What follows is a review of the performances of Value Line’s four Model Portfolios for the month of April. The effects of recent market action and any changes to the Model Portfolios’ respective holdings are found in each week’s Selection & Opinion (free sample here). Portfolios I, II, and III share a common benchmark, the S&P 500 Index (adjusted for dividends), which declined 0.6% in April. Although Portfolios I and II each outdistanced the S&P 500 Index, only Portfolio II ended up on the plus side for the month. Portfolio III found the going difficult in April, posting its first red ink in four months. Meanwhile, Portfolio IV was able to record a modest increase in April, surpassing the performance of its benchmark, the Mergent Dividend Achievers (U.S. Broad), which declined 0.2%. (Read the description of each portfolio’s general investment strategy.)

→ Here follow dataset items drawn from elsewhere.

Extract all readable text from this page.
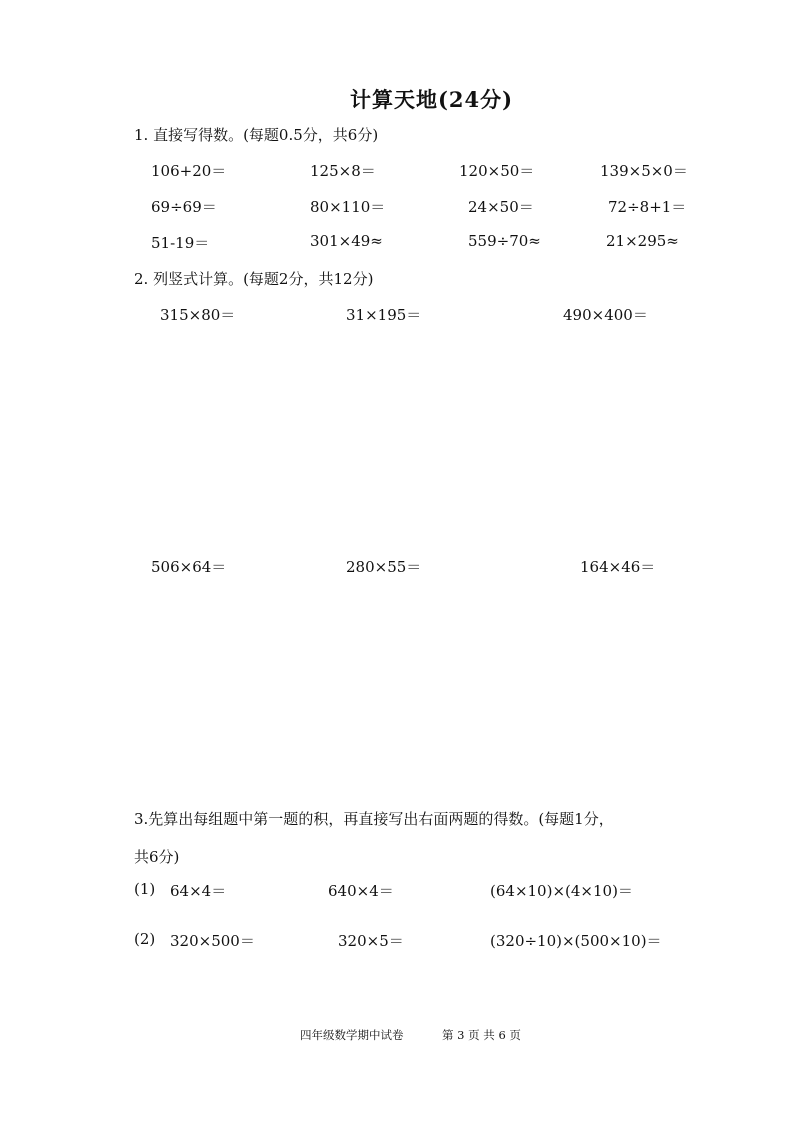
计算天地(24分)
1. 直接写得数。(每题0.5分，共6分)
106+20＝	125×8＝	120×50＝	139×5×0＝
69÷69＝	80×110＝	24×50＝	72÷8+1＝
51-19＝	301×49≈	559÷70≈	21×295≈
2. 列竖式计算。(每题2分，共12分)
315×80＝	31×195＝	490×400＝
506×64＝	280×55＝	164×46＝
3.先算出每组题中第一题的积，再直接写出右面两题的得数。(每题1分，
共6分)
(1) 64×4＝	640×4＝	(64×10)×(4×10)＝
(2) 320×500＝	320×5＝	(320÷10)×(500×10)＝
四年级数学期中试卷	第 3 页 共 6 页
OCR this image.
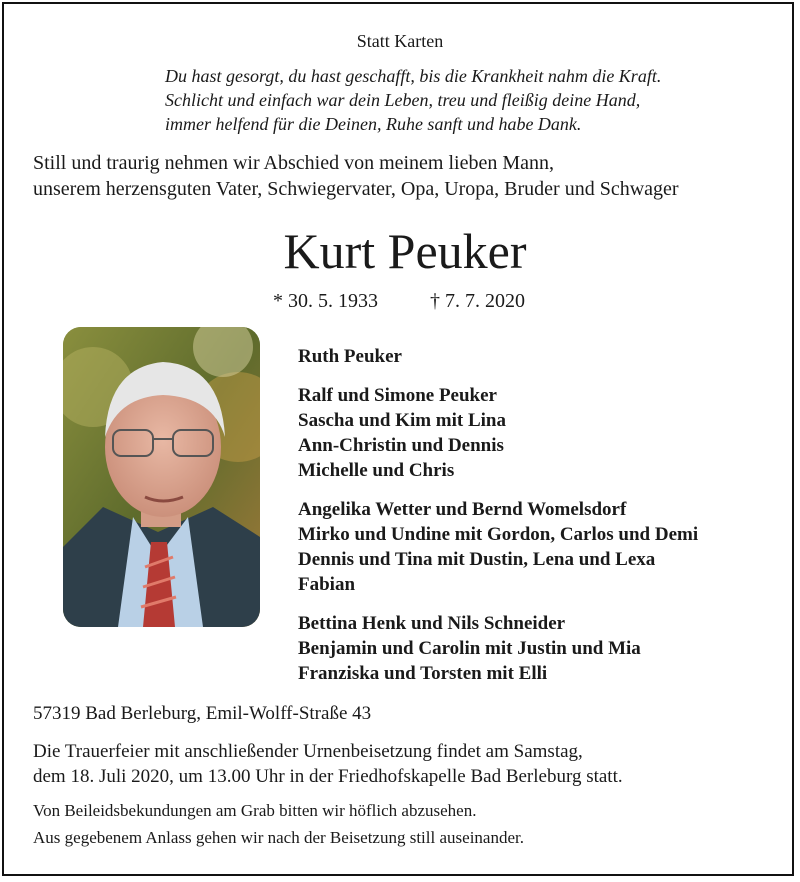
Statt Karten
Du hast gesorgt, du hast geschafft, bis die Krankheit nahm die Kraft.
Schlicht und einfach war dein Leben, treu und fleißig deine Hand,
immer helfend für die Deinen, Ruhe sanft und habe Dank.
Still und traurig nehmen wir Abschied von meinem lieben Mann,
unserem herzensguten Vater, Schwiegervater, Opa, Uropa, Bruder und Schwager
Kurt Peuker
* 30. 5. 1933	† 7. 7. 2020
Ruth Peuker
Ralf und Simone Peuker
Sascha und Kim mit Lina
Ann-Christin und Dennis
Michelle und Chris
Angelika Wetter und Bernd Womelsdorf
Mirko und Undine mit Gordon, Carlos und Demi
Dennis und Tina mit Dustin, Lena und Lexa
Fabian
Bettina Henk und Nils Schneider
Benjamin und Carolin mit Justin und Mia
Franziska und Torsten mit Elli
57319 Bad Berleburg, Emil-Wolff-Straße 43
Die Trauerfeier mit anschließender Urnenbeisetzung findet am Samstag,
dem 18. Juli 2020, um 13.00 Uhr in der Friedhofskapelle Bad Berleburg statt.
Von Beileidsbekundungen am Grab bitten wir höflich abzusehen.
Aus gegebenem Anlass gehen wir nach der Beisetzung still auseinander.
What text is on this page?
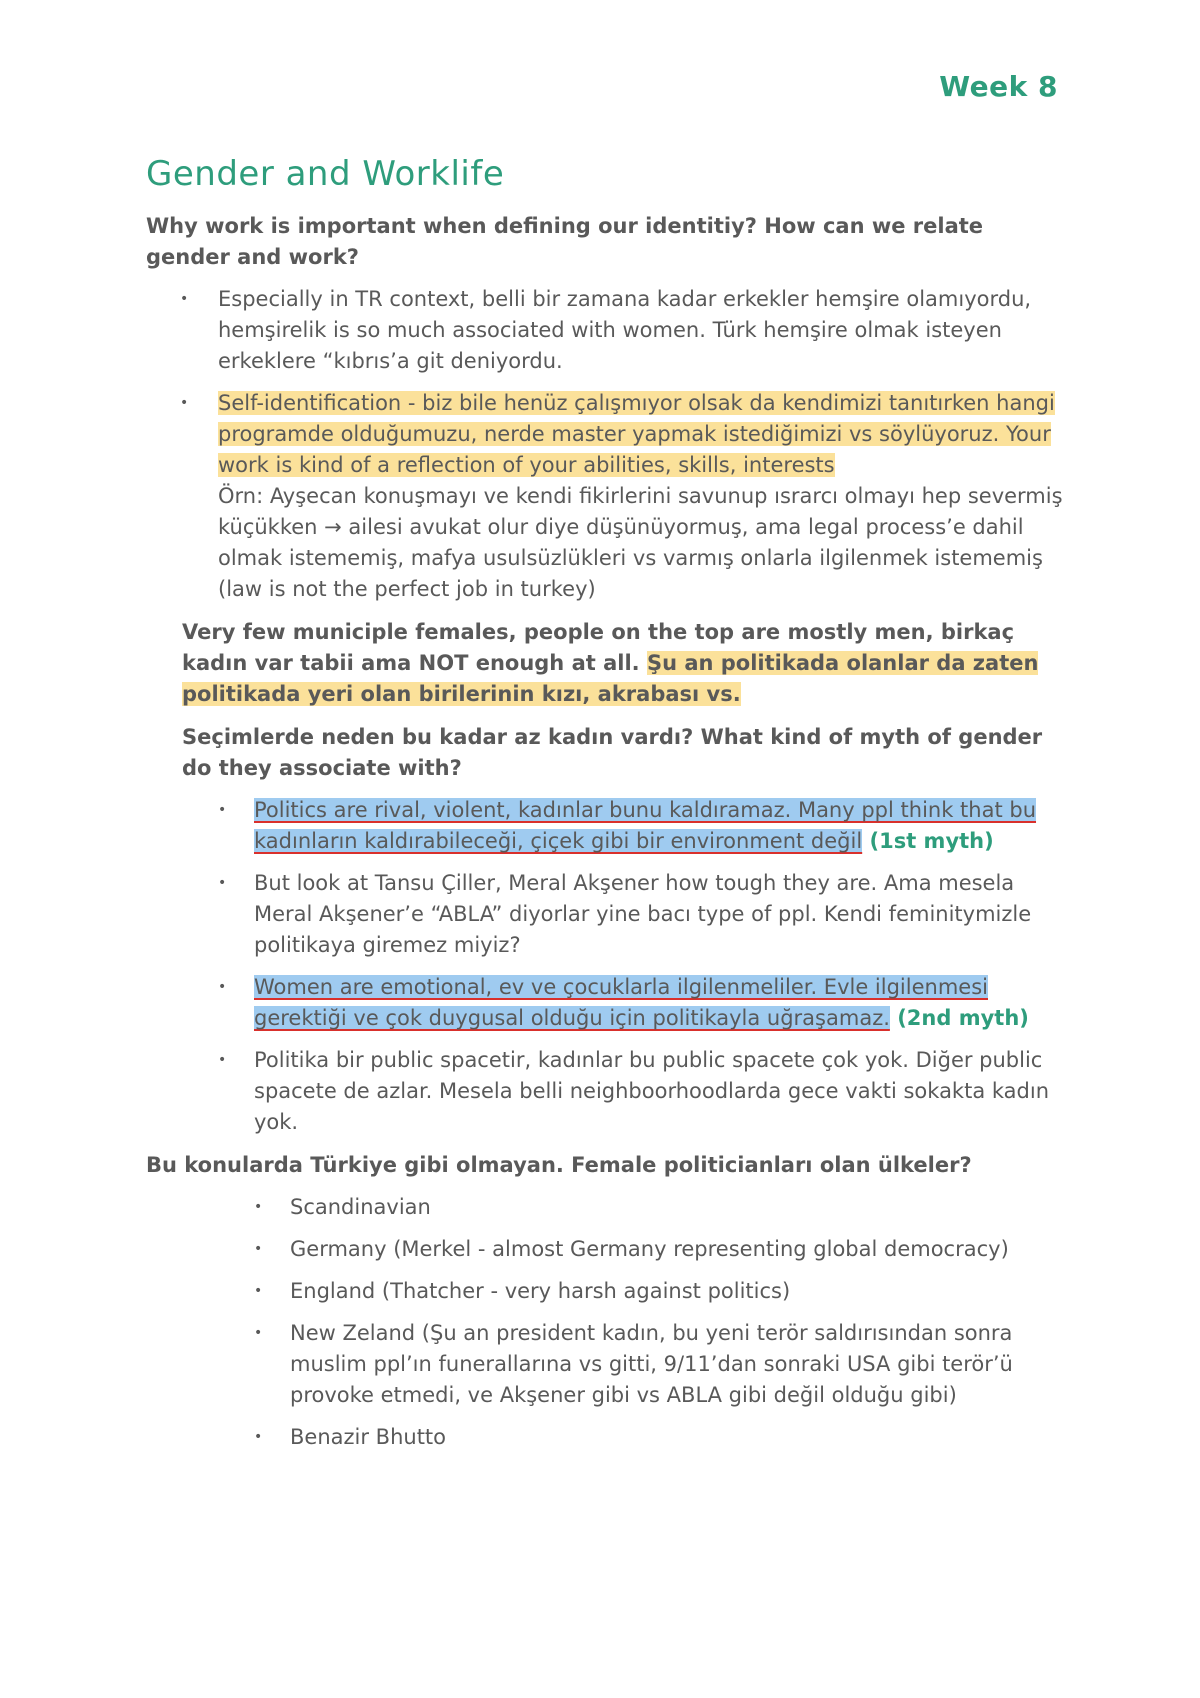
Week 8
Gender and Worklife

Why work is important when defining our identitiy? How can we relate gender and work?

• Especially in TR context, belli bir zamana kadar erkekler hemşire olamıyordu, hemşirelik is so much associated with women. Türk hemşire olmak isteyen erkeklere “kıbrıs’a git deniyordu.
• Self-identification - biz bile henüz çalışmıyor olsak da kendimizi tanıtırken hangi programde olduğumuzu, nerde master yapmak istediğimizi vs söylüyoruz. Your work is kind of a reflection of your abilities, skills, interests
Örn: Ayşecan konuşmayı ve kendi fikirlerini savunup ısrarcı olmayı hep severmiş küçükken → ailesi avukat olur diye düşünüyormuş, ama legal process’e dahil olmak istememiş, mafya usulsüzlükleri vs varmış onlarla ilgilenmek istememiş (law is not the perfect job in turkey)

Very few municiple females, people on the top are mostly men, birkaç kadın var tabii ama NOT enough at all. Şu an politikada olanlar da zaten politikada yeri olan birilerinin kızı, akrabası vs.

Seçimlerde neden bu kadar az kadın vardı? What kind of myth of gender do they associate with?

• Politics are rival, violent, kadınlar bunu kaldıramaz. Many ppl think that bu kadınların kaldırabileceği, çiçek gibi bir environment değil (1st myth)
• But look at Tansu Çiller, Meral Akşener how tough they are. Ama mesela Meral Akşener’e “ABLA” diyorlar yine bacı type of ppl. Kendi feminitymizle politikaya giremez miyiz?
• Women are emotional, ev ve çocuklarla ilgilenmeliler. Evle ilgilenmesi gerektiği ve çok duygusal olduğu için politikayla uğraşamaz. (2nd myth)
• Politika bir public spacetir, kadınlar bu public spacete çok yok. Diğer public spacete de azlar. Mesela belli neighboorhoodlarda gece vakti sokakta kadın yok.

Bu konularda Türkiye gibi olmayan. Female politicianları olan ülkeler?

• Scandinavian
• Germany (Merkel - almost Germany representing global democracy)
• England (Thatcher - very harsh against politics)
• New Zeland (Şu an president kadın, bu yeni terör saldırısından sonra muslim ppl’ın funerallarına vs gitti, 9/11’dan sonraki USA gibi terör’ü provoke etmedi, ve Akşener gibi vs ABLA gibi değil olduğu gibi)
• Benazir Bhutto
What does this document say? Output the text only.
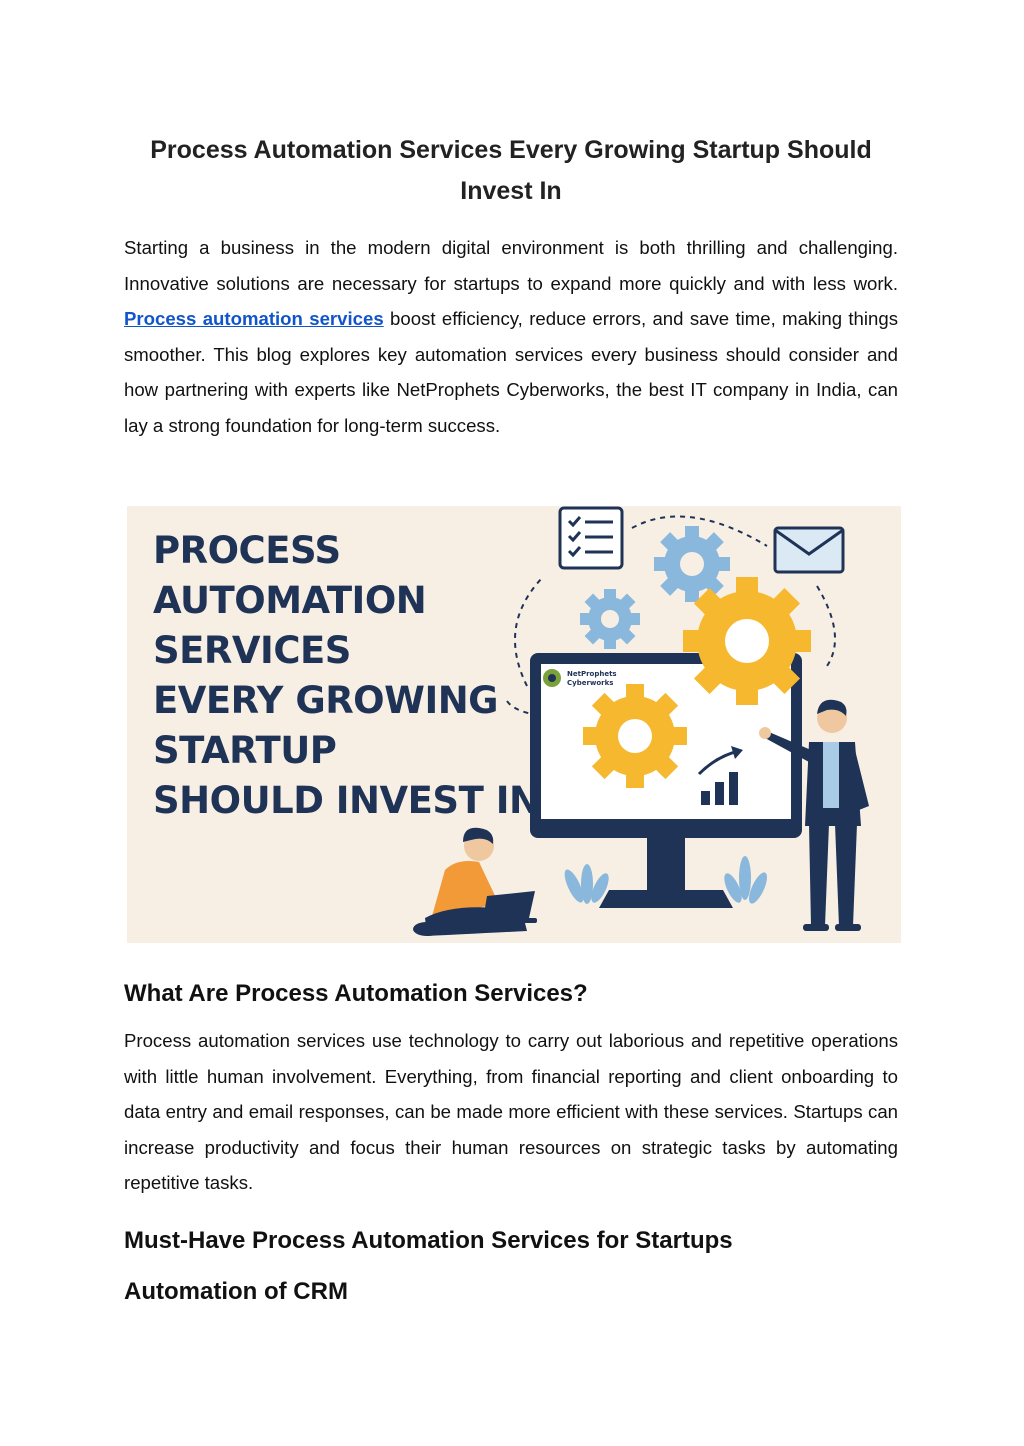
Process Automation Services Every Growing Startup Should Invest In

Starting a business in the modern digital environment is both thrilling and challenging. Innovative solutions are necessary for startups to expand more quickly and with less work. Process automation services boost efficiency, reduce errors, and save time, making things smoother. This blog explores key automation services every business should consider and how partnering with experts like NetProphets Cyberworks, the best IT company in India, can lay a strong foundation for long-term success.

NetProphets
Cyberworks

PROCESS
AUTOMATION
SERVICES
EVERY GROWING
STARTUP
SHOULD INVEST IN

What Are Process Automation Services?

Process automation services use technology to carry out laborious and repetitive operations with little human involvement. Everything, from financial reporting and client onboarding to data entry and email responses, can be made more efficient with these services. Startups can increase productivity and focus their human resources on strategic tasks by automating repetitive tasks.

Must-Have Process Automation Services for Startups
Automation of CRM
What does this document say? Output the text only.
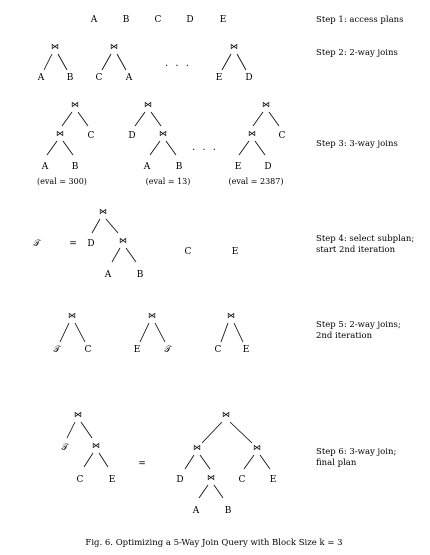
A	B	C	D	E	Step 1: access plans
⋈
A B
⋈
C	A
. . .
⋈
E	D
Step 2: 2-way joins
⋈
⋈	C
A	B
(eval = 300)
⋈
D	⋈
A	B
(eval = 13)
. . .
⋈
⋈	C
E	D
(eval = 2387)
Step 3: 3-way joins
𝒯	=
⋈
D	⋈
A	B
C	E
Step 4: select subplan;
start 2nd iteration
⋈
𝒯	C
⋈
E	𝒯
⋈
C E
Step 5: 2-way joins;
2nd iteration
⋈
𝒯	⋈
C	E
=
⋈
⋈	⋈
D	⋈	C	E
A	B
Step 6: 3-way join;
final plan
Fig. 6. Optimizing a 5-Way Join Query with Block Size k = 3
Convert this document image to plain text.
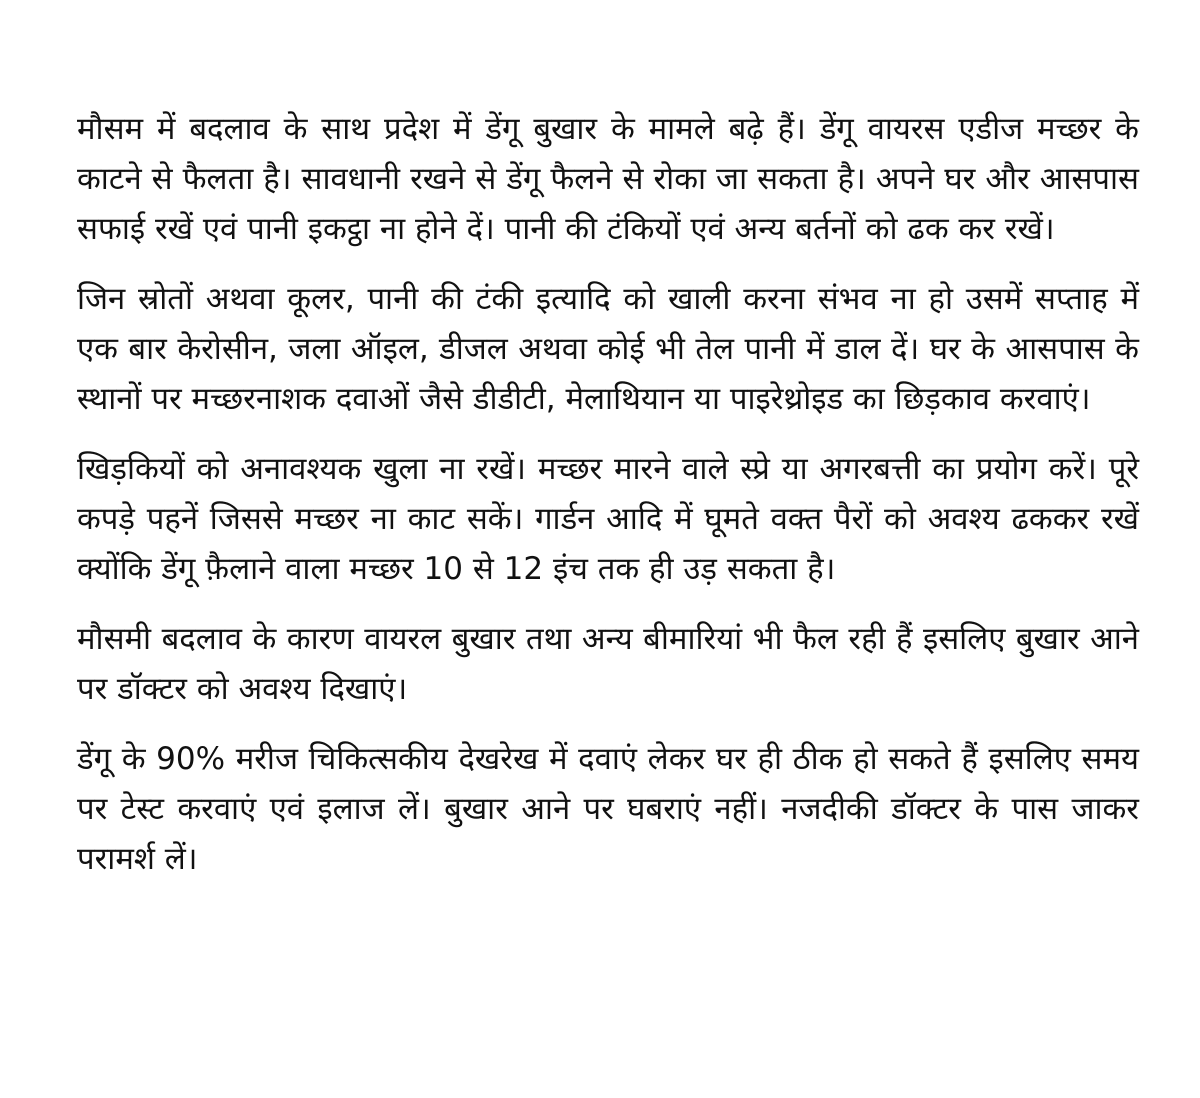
मौसम में बदलाव के साथ प्रदेश में डेंगू बुखार के मामले बढ़े हैं। डेंगू वायरस एडीज मच्छर के काटने से फैलता है। सावधानी रखने से डेंगू फैलने से रोका जा सकता है। अपने घर और आसपास सफाई रखें एवं पानी इकट्ठा ना होने दें। पानी की टंकियों एवं अन्य बर्तनों को ढक कर रखें।

जिन स्रोतों अथवा कूलर, पानी की टंकी इत्यादि को खाली करना संभव ना हो उसमें सप्ताह में एक बार केरोसीन, जला ऑइल, डीजल अथवा कोई भी तेल पानी में डाल दें। घर के आसपास के स्थानों पर मच्छरनाशक दवाओं जैसे डीडीटी, मेलाथियान या पाइरेथ्रोइड का छिड़काव करवाएं।

खिड़कियों को अनावश्यक खुला ना रखें। मच्छर मारने वाले स्प्रे या अगरबत्ती का प्रयोग करें। पूरे कपड़े पहनें जिससे मच्छर ना काट सकें। गार्डन आदि में घूमते वक्त पैरों को अवश्य ढककर रखें क्योंकि डेंगू फ़ैलाने वाला मच्छर 10 से 12 इंच तक ही उड़ सकता है।

मौसमी बदलाव के कारण वायरल बुखार तथा अन्य बीमारियां भी फैल रही हैं इसलिए बुखार आने पर डॉक्टर को अवश्य दिखाएं।

डेंगू के 90% मरीज चिकित्सकीय देखरेख में दवाएं लेकर घर ही ठीक हो सकते हैं इसलिए समय पर टेस्ट करवाएं एवं इलाज लें। बुखार आने पर घबराएं नहीं। नजदीकी डॉक्टर के पास जाकर परामर्श लें।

Portfolio I reported a loss of 0.4% for April, just ahead of its S&P 500 benchmark. Market support for the group’s holdings was mixed, at best, during the month, with 12 of our 20 positions declining in value. Of these, our stakes in the Trucking and Telecom Services industries, along with one of our positions in the Auto Parts business, weighed heaviest on the Portfolio’s performance. That is not to say there were not some bright spots. Indeed, our stake in the Railroad business and one of our holdings in the Metal Fabricating sector rose sharply, with both recovering nicely from less-than-stellar performances in March. There was one trade in April, wherein we exchanged our position in Mattel (MAT) stock, for a stake in the Heavy Truck & Equipment business. The trade was made at a small profit.
Portfolio II recorded a modest return of 0.1% for the month of April. Like Portfolio I, investor support for the stocks held in Portfolio II was mixed during the month. However, given the more conservative nature of the portfolio’s composition, the swings in the individual securities were less pronounced, on average. Still, our stake in the Environmental industry took it on the chin, following an uninspiring earnings report for the first quarter. Nonetheless, there were more gainers than losers in April, with our holdings in the Food Processing, Telecom Services, and the Railroad industries being particularly notable. There was one trade in April. We sold our holdings in Molex (MOLX) shares and purchased a stake in a member of the Diversified group. In terms of profit or loss, the trade was a wash.
Portfolio III posted a loss of 3.5% in April. The portfolio found support for its holdings particularly difficult to find, with only its stake in the Recreation sector and one of its positions in the Oilfield Services/Equipment business showing notable gains for the month. Meanwhile, it was its holding in the Restaurant industry, which was pressured due to profit taking in April, and one of its stakes in the Auto Parts sector, which declined sharply in the wake of the release of its first-quarter results as the month ended, that produced the most pain. There were no trades in April. Nonetheless, we remain on watch for stocks of well-managed companies whose longer-term prospects are not fully appreciated by the market.
Finally, Portfolio IV registered a gain of 0.4% in April, nicely ahead of its Mergent Dividend Achievers benchmark. Although the portfolio got a bit of a rough start to 2012, the changes made in the last couple of months to bring greater diversification to the fold seems to be having the desired effect. On point, the portfolio enjoyed respectable support for most its holdings, underscoring the value investors tend to place on high-yielding stocks in times of higher-then-normal market uncertainty. Indeed, of the 20 positions held at the end of April, only two showed loses of note, those being the stakes in the Telecom Utility and the Paper/Forest Products industries. There was one trade in April. Coal producer Alliance Resource (ARLP) was sold at a handsome profit and replaced by a member of the Environmental industry. As it stands now, Portfolio IV should remain of interest to investors focused on dividend income.
The Model Portfolios have each moved forward in the first four months of 2012. However, of the four, only Portfolio I remains ahead of its market benchmark. Nonetheless, Portfolio II held its ground in April, and its conservative composition should help cushion the volatility currently roiling the stock market. Meanwhile, Portfolio III, though it fell behind its S&P 500 benchmark in April, continues to be well-positioned for the long term, in keeping with its performance objective. Finally, Portfolio IV seems to have regained its footing, and made up ground in April, closing the gap with its Mergent Achievers benchmark. At this writing in mid-May, investors are finding the ongoing situation in Europe increasingly worrisome, and the major market averages have been on a decline since the beginning of the month, suggesting that next few weeks may not be very pleasant, either. That said, the Model Portfolios each have a unique performance objective, so they should continue to appeal to a range of investors with varying appetites for risk and return desiring exposure to the equity markets. Alternatively, the Model Portfolios can serve as a source of some of our best investment ideas.
As of this article’s writing, the author did not have positions in any of the companies mentioned.